Assim, veio arguir a invalidade das apreensões efectuadas, uma vez que não haviam sido validadas no prazo de 72 horas prescrito pelo art. 178º do Código de Processo Penal, verificando-se, por conseguinte, uma nulidade, sendo certo que mesmo que não se tratasse de nulidade, estaríamos perante irregularidade tempestivamente arguida; de tal invalidade decorreria a invalidade dos actos praticados por dependência das apreensões, designadamente, as perícias efectuadas.
Mais veio o arguido arguir a invalidade da perícia propriamente dita, com fundamento em que não estariam reunidos os requisitos legais impostos.
Assim, o perito que efectuou a perícia não havia sido nomeado, o despacho que determinou a realização de tal meio de prova não fora notificado ao arguido, situação que não se integrava em nenhuma das descritas no art. 154º, n.º 3, do Código de Processo Penal, verificando-se, por conseguinte, nulidade da prova pericial, ou, pelo menos, irregularidade, expressamente invocada.
Quanto à arguida não validação das apreensões dentro do prazo legal.
Tal afirmação e constatação não têm a virtualidade de integrar qualquer nulidade, pois a mesma obedece ao princípio da legalidade, conforme estabelecido no art. 118º, n.º 1, do Código de Processo Penal, não sendo tal acto cominado expressamente na lei como nulo (cfr. os arts. 119º, 120º e 126º, todos do Código de Processo Penal).
Em conformidade com o exposto, nos termos do art. 118º, n.º 2, do Código de Processo Penal, o mesmo havia de ser considerado meramente como irregular, irregularidade que devia ter sido arguida dentro do prazo de três dias, a contar dos termos em que o requerente tivesse sido interveniente processual (cfr. o art. 123º, n.º 1, do Código de Processo Penal), o que não foi o caso.
Efectivamente, conforme teor de fls. 22, 25 e 35, o arguido requerente foi notificado em 16-06-2004 do despacho que determinou a validação das apreensões e apenas em 16-11-2004 (cfr. fls. 114), muito para além do prazo de três dias, portanto, veio a invocar a invalidade.

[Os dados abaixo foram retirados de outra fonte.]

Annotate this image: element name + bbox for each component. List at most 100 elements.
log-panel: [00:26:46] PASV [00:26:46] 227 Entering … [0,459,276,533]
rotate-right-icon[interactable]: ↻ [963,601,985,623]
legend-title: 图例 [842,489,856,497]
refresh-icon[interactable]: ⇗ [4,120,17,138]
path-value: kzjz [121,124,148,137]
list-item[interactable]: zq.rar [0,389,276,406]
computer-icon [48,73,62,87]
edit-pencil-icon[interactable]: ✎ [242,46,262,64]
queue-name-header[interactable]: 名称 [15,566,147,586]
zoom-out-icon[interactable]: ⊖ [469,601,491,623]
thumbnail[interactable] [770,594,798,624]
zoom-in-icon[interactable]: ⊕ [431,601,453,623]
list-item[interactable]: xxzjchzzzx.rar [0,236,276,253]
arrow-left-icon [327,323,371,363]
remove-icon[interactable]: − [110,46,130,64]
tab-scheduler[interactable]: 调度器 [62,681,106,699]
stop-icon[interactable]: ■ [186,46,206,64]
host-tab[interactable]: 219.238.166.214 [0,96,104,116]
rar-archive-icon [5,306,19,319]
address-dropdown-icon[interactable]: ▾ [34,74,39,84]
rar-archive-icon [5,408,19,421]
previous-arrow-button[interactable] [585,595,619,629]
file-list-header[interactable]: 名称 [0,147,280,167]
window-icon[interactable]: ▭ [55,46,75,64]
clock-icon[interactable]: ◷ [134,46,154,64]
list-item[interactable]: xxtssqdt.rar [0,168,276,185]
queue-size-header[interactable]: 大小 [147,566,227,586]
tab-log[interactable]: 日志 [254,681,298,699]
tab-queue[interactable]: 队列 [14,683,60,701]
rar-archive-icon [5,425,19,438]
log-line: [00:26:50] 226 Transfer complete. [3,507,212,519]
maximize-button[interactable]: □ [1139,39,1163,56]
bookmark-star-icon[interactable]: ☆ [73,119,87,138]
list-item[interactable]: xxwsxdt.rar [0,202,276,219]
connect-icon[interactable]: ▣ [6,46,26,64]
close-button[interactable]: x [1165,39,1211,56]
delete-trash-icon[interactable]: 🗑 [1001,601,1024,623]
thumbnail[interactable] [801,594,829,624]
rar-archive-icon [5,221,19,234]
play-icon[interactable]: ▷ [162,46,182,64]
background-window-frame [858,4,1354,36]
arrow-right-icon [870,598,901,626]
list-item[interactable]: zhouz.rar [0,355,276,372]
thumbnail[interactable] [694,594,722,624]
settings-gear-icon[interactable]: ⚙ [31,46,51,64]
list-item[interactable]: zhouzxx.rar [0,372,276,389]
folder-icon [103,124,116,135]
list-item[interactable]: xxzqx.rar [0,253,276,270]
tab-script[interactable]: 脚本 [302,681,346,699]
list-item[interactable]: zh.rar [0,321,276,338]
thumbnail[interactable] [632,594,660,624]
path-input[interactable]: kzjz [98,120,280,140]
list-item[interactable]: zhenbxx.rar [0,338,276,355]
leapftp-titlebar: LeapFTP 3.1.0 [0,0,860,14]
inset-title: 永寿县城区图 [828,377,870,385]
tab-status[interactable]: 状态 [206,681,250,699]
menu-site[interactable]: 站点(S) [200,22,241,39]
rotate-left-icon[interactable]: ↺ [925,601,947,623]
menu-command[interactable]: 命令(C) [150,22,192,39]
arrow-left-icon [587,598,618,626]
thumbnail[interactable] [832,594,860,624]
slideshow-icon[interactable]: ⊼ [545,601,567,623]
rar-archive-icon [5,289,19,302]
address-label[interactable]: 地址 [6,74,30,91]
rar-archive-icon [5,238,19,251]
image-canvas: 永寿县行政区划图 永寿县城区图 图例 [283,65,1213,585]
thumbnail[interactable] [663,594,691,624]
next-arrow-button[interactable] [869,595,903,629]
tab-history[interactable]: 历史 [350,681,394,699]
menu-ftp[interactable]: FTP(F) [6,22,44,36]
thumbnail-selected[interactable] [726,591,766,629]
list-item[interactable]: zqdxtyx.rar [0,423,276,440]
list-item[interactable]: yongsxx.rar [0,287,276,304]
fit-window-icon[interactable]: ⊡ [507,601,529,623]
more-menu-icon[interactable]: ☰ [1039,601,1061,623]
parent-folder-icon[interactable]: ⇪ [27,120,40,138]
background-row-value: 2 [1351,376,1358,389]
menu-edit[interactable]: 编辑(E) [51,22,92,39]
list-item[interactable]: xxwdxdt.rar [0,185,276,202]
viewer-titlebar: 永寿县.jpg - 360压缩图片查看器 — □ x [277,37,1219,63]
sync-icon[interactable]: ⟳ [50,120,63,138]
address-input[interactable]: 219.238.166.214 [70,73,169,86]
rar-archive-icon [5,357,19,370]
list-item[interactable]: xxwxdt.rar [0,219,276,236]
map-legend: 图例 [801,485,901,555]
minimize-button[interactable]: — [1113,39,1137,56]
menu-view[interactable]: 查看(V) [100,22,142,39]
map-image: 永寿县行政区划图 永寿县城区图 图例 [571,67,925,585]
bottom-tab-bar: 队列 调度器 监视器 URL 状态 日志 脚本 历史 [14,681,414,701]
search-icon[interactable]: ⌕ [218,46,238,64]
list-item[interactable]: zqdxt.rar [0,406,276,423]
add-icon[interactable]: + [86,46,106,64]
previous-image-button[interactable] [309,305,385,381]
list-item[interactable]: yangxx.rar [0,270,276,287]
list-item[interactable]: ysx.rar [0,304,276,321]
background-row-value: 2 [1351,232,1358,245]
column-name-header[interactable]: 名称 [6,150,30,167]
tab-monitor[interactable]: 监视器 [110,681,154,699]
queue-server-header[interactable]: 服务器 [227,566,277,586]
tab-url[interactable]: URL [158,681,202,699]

Acresce que o mesmo requerente, em 14-07-2004, foi formalmente constituído arguido e interrogado, tendo sido assistido por mandatário constituído, e foi-lhe dado expresso conhecimento das apreensões efectuadas – vide fls. 65 verso do apenso, onde se fala em ‘máquinas apreendidas’ -, nada tendo requerido, também, nos três dias subsequentes.
Em conformidade com o exposto, importa dar como não validamente (porque não tempestivamente) arguida tal invalidade/irregularidade.
Quanto à não observância dos requisitos de que depende a produção de prova pericial:
No que foi invocado e que se encontrava dependente da invalidade das apreensões, resulta prejudicado o sustentado, já que aquela premissa não resultou procedente.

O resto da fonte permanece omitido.